When there is a change to PK fields on the source system, Replicate sends to Kafka the previous PK data as part of the envelope for the update message. However, the update message has the new PK data as key. The result is that it can go to a different Kafka partition than the old message. This can impact to downstream consumers since there are no ordering guarantees for messages on different partitions.
The idea is to send to Kafka a tombstone record for keys that no longer exist on the source system, not just to add the previous PK as metadata in the message envelope on a completely different key (the “beforeData” for each message).

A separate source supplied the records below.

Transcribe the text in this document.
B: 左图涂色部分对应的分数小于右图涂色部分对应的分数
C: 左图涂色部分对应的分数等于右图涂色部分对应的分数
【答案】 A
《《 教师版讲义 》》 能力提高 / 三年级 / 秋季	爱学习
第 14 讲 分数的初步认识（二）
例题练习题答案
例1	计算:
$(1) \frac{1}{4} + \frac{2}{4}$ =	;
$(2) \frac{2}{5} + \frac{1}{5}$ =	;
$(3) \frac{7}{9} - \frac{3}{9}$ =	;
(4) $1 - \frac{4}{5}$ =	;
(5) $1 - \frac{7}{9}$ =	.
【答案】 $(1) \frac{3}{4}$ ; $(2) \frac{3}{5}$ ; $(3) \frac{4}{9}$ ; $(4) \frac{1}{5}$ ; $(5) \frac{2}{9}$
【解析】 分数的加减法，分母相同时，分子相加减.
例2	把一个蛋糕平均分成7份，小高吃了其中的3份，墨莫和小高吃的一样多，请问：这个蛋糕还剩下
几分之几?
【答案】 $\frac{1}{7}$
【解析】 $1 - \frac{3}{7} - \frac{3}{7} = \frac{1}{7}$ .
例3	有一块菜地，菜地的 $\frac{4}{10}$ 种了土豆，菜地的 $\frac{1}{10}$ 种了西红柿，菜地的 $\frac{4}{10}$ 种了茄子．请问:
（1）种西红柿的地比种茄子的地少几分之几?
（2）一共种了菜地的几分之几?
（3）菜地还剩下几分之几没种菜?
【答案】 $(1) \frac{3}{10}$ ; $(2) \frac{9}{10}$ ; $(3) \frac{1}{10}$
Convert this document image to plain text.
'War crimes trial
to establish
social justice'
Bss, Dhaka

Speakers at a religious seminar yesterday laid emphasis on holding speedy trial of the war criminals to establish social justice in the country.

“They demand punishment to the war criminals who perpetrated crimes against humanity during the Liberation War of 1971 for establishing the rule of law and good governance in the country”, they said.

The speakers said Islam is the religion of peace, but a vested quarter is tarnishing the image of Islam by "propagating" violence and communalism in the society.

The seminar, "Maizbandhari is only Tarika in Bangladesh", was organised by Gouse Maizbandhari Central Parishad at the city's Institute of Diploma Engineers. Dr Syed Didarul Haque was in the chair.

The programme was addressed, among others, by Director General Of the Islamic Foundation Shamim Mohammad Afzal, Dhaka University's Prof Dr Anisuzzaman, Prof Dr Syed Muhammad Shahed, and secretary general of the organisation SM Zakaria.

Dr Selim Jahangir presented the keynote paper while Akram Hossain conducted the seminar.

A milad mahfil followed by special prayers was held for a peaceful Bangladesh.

Here is a use case: suppose there is an Email table in the source database where primary key fields are PersonId and EmailType. Suppose there is a record where PersonId=1 and EmailType=Office. Last, suppose someone were to UPDATE that record to have PersonId=1 and EmailType=Personal.
Current behavior:
Partition A:
Message1: Key - { “personId”: 1, “emailType”: “office” } / Value – { “address”: something@domain.com , “beforeData”: null}
Partition B:
Message1: Key - { “personId”: 1, “emailType”: “personal” } / Value – { “address”: something@domain.com , “beforeData”: { “personId”: 1, “emailType”: “office” }
In current behavior, the consumer is required to look at the “beforeData” for each message and create a tombstone record, with a potential processing for the original key from the new partition (B). This adds complexity on the consuming side.
Tomb-stoning methodology:
Partition A:
Message1: Key - { “personId”: 1, “emailType”: “office” } / Value – { “address”: something@domain.com }
Message2: Key - { “personId”: 1, “emailType”: “office” } / Value – null
Partition B:
Message1: Key - { “personId”: 1, “emailType”: “personal” } / Value – { “address”: something@domain.com }
With the tomb-stoning methodology, Message2 would be the tombstone message for the key { “personId”: 1, “emailType”: “office” }, handled by the producer and avoiding extra complexity on the producing side.